Le précédent juridique qui devrait être renversé ou au moins qualifié est un arrêt unanime de la Cour suprême de 1976 (Fed. Energy Administration vs Algonquin), dans lequel le tribunal a confirmé les actions des présidents Richard Nixon et Gerald Ford dans le cadre de l'échange de quotas d'importation de pétrole droits de licence d'importation de pétrole.
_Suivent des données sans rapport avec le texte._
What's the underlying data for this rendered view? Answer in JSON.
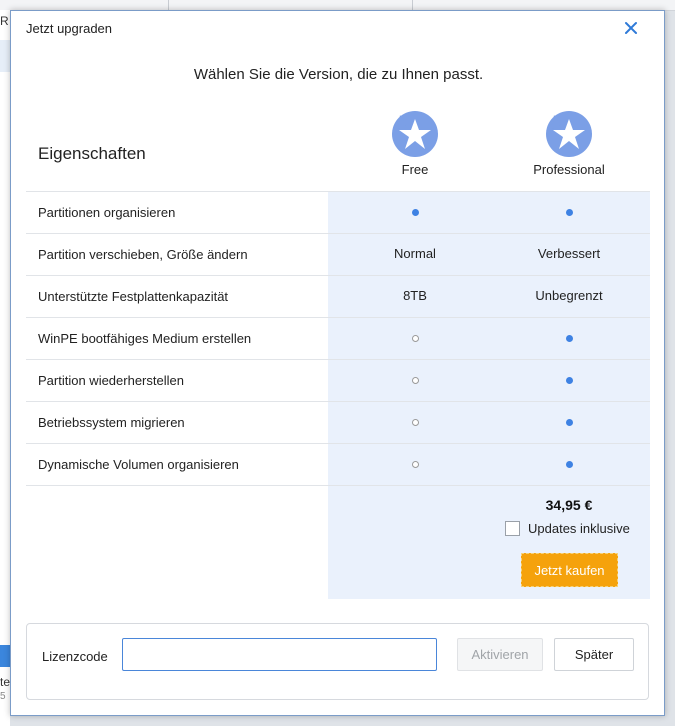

La cour a jugé que «les normes qui [Section 232] pourvoit que le président, dans sa mise en œuvre, soit clairement suffisant pour faire face à toute attaque de doctrine de délégation ». Cependant, Nixon et Ford adaptaient un statut préexistant de longue date; le précédent juridique pourrait être nuancé au motif que les actions du président Trump étaient sui generis, ou déréglées à l’époque.

Bibliographie

https://www.lawfareblog.com/new-challenge-trumps-national-security-tariffs-and-executive-power

[1] Prélèvement sur les véhicules de tourisme dont la consommation de carburant est inférieure à 22,5 gal (basée sur la consommation de carburant de modèles spécifiques par rapport à la moyenne de l'entreprise)

[2] p.107, David Vogel, «La réglementation sociale en tant qu’obstacles au commerce» dans Inconvénients comparatifs: réglementations sociales et économie mondialeBrookings Institution Press, Washington DC, 1997

[3] CITES OECD, «Contrôle et gestion de la réglementation gouvernementale», PUMA (95) 9, Service de gestion publique, Paris, 1995, p. 26–27.